Я уж там не-не дышал. Дождался, пока стемнело, и вот приехал до-доложить, как оно вышло.

— Что же ты стоишь? Живо! Скачи назад, передай: хозяин, мол, вас ждет, готов служить всем, чем может. Пожалуйте, мол, гостями будете, он с вами поладит. Только сперва заедешь на ранчо Консаграсьон, крюк невелик. Ты Тилькуате знаешь? Сейчас он, наверно, там. Скажешь, мне с ним спешно надо переговорить. А этих в гости приглашай, пусть приезжают при первой возможности, я их жду. А какая же это у них такая революция?

— Бог их ве-ведает. «Революция, — кричат, — революция! » По-поди разберись.

— Скажи Тилькуате, пусть скачет сюда не мешкая, он мне нужен.

— Все пе-передам, как велели, хозяин.

 

Педро Парамо снова заперся у себя в кабинете, он вдруг почувствовал себя старым, бессильным. Но не гибель управляющего угнетала его. В конце концов, старик уже и так одним глазом в могилу глядел. Все, что можно было выжать из Фульгора, давно было выжато. Правда, надо отдать ему должное: служил не за страх, а за совесть. «Ничего, — подвел Педро Парамо итог своим размышлениям. — Этим дуракам и от Тилькуате не поздоровится. Он им пропишет».

Куда тревожнее были его мысли о Сусане. Она по-прежнему не выходила из своей комнаты и все спала, а если не спала, лежала, словно в забытьи. Всю прошлую ночь он простоял, прислонясь к стене, глядя на озаренную ночником постель, где металась во сне Сусана; лицо ее было в поту, руки шарили по простыням, мяли подушку, и только под утро, выбившись из сил, она затихла.

С тех пор как он привез ее в свой дом, он не знал с нею иных ночей, кроме этих: больных, беспокойных, истерзанных бесконечной мукой. И он спрашивал себя, когда же это кончится.

И надеялся, что все-таки придет такой день. Вечно это длиться не будет. Какими бы жгучими ни были воспоминания, рано или поздно они угасают.

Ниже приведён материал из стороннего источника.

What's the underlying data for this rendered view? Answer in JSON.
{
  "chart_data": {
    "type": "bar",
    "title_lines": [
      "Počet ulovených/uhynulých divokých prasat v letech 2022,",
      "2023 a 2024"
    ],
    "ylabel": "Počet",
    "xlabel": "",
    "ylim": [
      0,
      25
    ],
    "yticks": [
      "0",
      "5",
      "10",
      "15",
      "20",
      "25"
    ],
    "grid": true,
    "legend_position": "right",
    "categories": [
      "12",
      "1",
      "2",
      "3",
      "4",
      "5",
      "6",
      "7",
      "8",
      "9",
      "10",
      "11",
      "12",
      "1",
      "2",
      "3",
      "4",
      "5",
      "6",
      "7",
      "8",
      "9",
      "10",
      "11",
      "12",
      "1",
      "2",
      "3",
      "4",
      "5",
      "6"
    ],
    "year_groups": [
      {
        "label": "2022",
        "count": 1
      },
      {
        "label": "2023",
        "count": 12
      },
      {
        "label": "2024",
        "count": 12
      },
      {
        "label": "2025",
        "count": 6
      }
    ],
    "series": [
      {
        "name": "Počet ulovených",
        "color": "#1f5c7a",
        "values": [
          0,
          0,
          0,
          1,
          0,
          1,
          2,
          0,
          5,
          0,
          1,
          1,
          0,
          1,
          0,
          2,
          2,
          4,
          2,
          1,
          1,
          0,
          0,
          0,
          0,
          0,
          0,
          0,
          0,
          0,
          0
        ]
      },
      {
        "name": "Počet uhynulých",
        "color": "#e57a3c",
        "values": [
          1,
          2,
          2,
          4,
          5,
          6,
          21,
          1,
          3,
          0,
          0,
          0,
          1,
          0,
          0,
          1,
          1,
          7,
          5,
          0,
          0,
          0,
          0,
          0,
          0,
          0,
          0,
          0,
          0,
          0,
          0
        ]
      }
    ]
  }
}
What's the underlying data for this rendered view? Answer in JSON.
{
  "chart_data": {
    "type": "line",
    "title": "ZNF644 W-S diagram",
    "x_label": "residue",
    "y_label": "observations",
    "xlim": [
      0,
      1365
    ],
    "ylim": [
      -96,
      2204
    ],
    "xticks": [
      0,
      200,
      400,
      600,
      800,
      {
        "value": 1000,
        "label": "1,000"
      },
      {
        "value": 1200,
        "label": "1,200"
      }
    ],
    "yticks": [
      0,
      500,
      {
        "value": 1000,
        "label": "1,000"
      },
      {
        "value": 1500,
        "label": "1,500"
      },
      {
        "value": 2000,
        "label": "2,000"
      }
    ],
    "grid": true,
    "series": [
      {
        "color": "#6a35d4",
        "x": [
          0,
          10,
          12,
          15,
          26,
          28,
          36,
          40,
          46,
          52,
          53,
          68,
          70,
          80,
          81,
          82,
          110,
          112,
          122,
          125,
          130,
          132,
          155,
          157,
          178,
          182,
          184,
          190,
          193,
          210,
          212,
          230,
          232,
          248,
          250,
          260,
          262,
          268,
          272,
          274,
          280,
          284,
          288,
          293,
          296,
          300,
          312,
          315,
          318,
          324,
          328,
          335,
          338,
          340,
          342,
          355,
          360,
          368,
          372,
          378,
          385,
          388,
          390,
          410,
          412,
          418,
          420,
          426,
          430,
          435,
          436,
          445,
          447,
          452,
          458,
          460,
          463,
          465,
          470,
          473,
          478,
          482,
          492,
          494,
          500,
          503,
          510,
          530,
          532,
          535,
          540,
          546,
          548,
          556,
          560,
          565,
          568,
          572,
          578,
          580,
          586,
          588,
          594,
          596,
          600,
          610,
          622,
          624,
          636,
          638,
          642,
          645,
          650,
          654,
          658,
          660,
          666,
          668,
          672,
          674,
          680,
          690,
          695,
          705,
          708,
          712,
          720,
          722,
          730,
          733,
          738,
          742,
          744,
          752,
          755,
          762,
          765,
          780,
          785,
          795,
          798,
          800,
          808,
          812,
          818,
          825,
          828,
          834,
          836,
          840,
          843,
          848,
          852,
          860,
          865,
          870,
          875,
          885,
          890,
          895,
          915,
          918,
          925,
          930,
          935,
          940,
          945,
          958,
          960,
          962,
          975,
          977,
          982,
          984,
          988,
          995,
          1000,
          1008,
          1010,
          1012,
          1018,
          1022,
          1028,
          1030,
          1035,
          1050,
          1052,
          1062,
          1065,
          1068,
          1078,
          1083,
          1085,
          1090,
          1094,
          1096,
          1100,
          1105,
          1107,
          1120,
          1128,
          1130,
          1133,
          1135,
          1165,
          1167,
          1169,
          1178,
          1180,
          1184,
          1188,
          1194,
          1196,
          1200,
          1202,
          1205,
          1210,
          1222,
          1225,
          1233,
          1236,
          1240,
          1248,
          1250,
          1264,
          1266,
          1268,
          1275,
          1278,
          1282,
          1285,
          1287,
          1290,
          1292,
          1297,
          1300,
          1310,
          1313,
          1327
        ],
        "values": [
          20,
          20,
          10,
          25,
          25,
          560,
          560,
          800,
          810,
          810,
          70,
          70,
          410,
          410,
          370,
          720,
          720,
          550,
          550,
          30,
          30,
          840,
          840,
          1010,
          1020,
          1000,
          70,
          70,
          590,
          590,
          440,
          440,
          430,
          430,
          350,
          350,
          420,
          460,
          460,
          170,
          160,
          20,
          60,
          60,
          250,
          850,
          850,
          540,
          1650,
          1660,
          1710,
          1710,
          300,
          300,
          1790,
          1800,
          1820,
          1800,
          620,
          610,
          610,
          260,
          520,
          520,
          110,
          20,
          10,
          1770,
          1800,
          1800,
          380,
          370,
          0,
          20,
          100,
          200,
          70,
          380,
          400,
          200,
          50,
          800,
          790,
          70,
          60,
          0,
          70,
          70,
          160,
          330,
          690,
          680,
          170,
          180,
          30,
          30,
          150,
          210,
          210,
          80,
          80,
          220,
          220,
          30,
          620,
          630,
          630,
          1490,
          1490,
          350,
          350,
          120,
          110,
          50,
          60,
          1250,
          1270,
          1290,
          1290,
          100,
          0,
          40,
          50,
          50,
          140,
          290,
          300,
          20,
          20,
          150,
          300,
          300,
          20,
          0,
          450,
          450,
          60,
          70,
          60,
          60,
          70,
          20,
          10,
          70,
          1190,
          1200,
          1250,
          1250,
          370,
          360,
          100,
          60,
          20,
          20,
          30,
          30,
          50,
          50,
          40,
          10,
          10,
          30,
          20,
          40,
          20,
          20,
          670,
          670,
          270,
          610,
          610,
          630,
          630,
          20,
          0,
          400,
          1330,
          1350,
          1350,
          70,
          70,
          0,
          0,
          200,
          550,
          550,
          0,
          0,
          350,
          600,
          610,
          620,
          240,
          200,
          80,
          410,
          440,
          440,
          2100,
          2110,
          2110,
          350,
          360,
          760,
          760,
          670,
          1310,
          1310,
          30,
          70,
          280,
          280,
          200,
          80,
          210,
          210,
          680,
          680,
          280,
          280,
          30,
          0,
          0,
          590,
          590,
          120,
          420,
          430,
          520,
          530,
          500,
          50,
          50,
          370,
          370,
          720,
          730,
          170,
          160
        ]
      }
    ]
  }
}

Если бы он хоть мог догадаться, в чем причина ее душевной смуты! Почему она целыми ночами ворочается на постели в бессонной изморе? Какая черная мысль томит ее, какая злая тоска отгородила ее от мира?

Все в ней казалось ему бесконечно знакомым, родным. Но если даже Сусана стала чужой, разве ему не достаточно уверенности, что она самое для него дорогое на земле существо? Не говоря уже о том, что она просто-напросто нужна ему — и это главное, — нужна, чтобы облегчить расставание с жизнью, чтобы на пути в небытие отогнать своим сияющим светом тени прошлого.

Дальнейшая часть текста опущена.